Despite protests by the Coast Guard's newly installed top brass that it had the situation under control, the panel moved the bill (S. 924) to the floor without objection after co-sponsors Maria Cantwell, D-Wash., and Olympia Snowe, R-Maine, insisted it was required to ensure that the agency "has the [legal] tools its needs to manage a program of this size and complexity," as Cantwell put it.
The bill effectively terminates the practice of contractor self-certification that critics say removed the Coast Guard from direct control of the quality and standards for its 25-year, $24 billion shipbuilding and modernization program. By permitting the major contractors to certify the design and soundness of the ships, planes and patrol boats being built, the bill's sponsors said, the Coast Guard program managers abdicated their responsibility to make sure the work was done right.

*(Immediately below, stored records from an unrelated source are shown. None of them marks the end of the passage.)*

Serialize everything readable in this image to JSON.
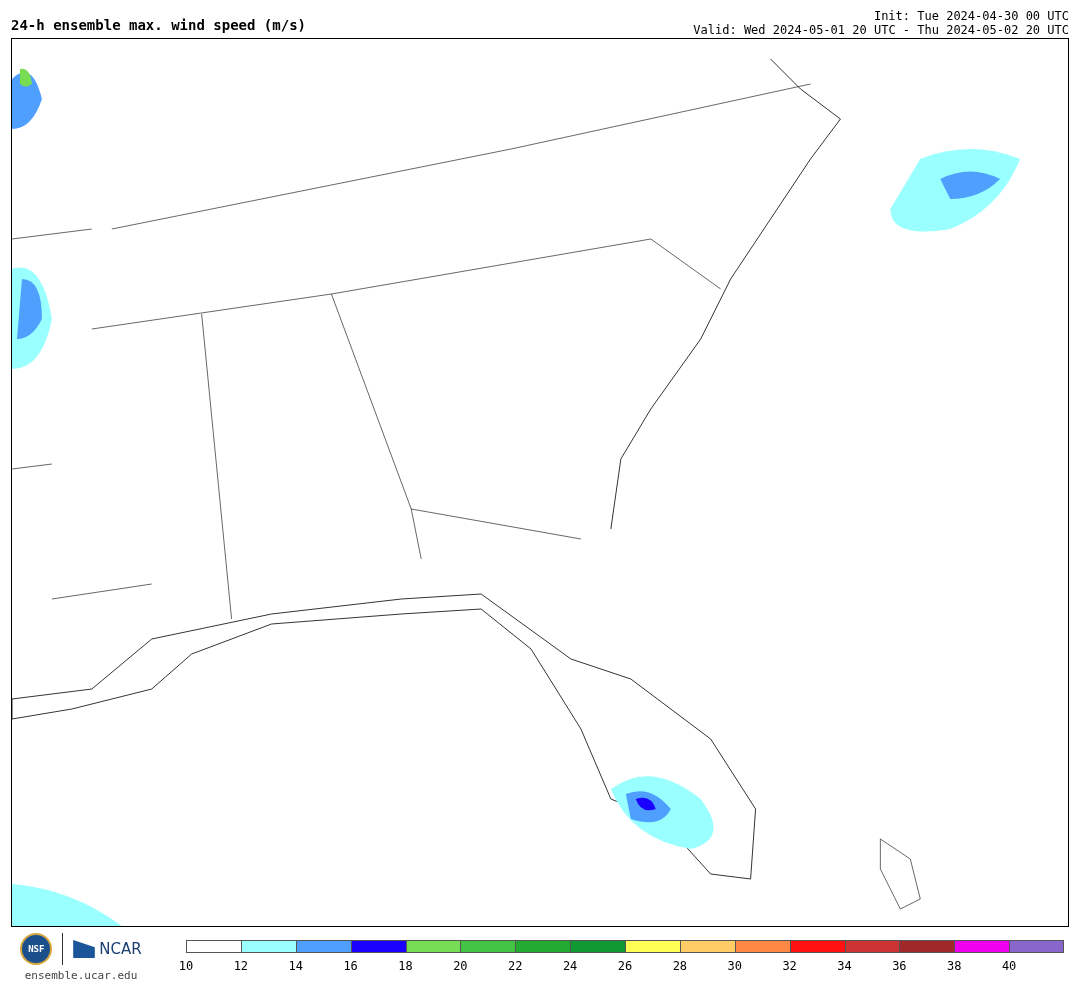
{
  "title": "24-h ensemble max. wind speed (m/s)",
  "init": "Init: Tue 2024-04-30 00 UTC",
  "valid": "Valid: Wed 2024-05-01 20 UTC - Thu 2024-05-02 20 UTC",
  "logos": {
    "nsf": "NSF",
    "ncar": "NCAR"
  },
  "url": "ensemble.ucar.edu",
  "colorbar": [
    {
      "color": "#ffffff",
      "label": "10"
    },
    {
      "color": "#99ffff",
      "label": "12"
    },
    {
      "color": "#4f9fff",
      "label": "14"
    },
    {
      "color": "#1a00ff",
      "label": "16"
    },
    {
      "color": "#77dd55",
      "label": "18"
    },
    {
      "color": "#44c444",
      "label": "20"
    },
    {
      "color": "#22aa33",
      "label": "22"
    },
    {
      "color": "#119933",
      "label": "24"
    },
    {
      "color": "#ffff55",
      "label": "26"
    },
    {
      "color": "#ffcc66",
      "label": "28"
    },
    {
      "color": "#ff8844",
      "label": "30"
    },
    {
      "color": "#ff1111",
      "label": "32"
    },
    {
      "color": "#cc3333",
      "label": "34"
    },
    {
      "color": "#a02828",
      "label": "36"
    },
    {
      "color": "#ee00ee",
      "label": "38"
    },
    {
      "color": "#8866cc",
      "label": "40"
    }
  ]
}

"It is absolutely critical that we get on top of this program," Snowe said. "We can no longer base this process on faith and hope. Oversight was neglected by the Coast Guard, and, as a result, we've lost $500 million and zero [fleet] assets have been placed in service. The record clearly demonstrates that we need legislative intervention."
Major design flaws in the hulls of new patrol boats, as well as structural defects that would limit the service life to five years of large "national security cutters," she said, were not picked up by the Coast Guard because of a failure to ride herd on the contractors.
Cantwell said the bill would put into law the Coast Guard's newly hatched rules to strengthen its management of the program. It would also require a third-party review of Deepwater contracts yet to be issued to assure both the agency and Congress that the same mistakes would not recur. And it would require the agency to report back to Congress before awarding new contracts for the program.
The only question about the legislation was raised by Sen. Trent Lott, R-Miss., who maintained that the Coast Guard's new leader, Commandant Thad Allen, had already installed most of the steps embodied in the legislation and should be given the opportunity to make them work before Congress intervened.
"We're undermining the admiral and could delay getting the ships and planes we need [to modernize the fleet]," Lott said. "We're going to have an inordinate delay [in continuing the program by calling for layers of review of new contracts]."
After some back-and-forth with Cantwell, Lott agreed to withhold an amendment he had prepared to strip the contract-review language from the bill, after Cantwell pledged to consult with him about the issue before the bill went to the Senate floor.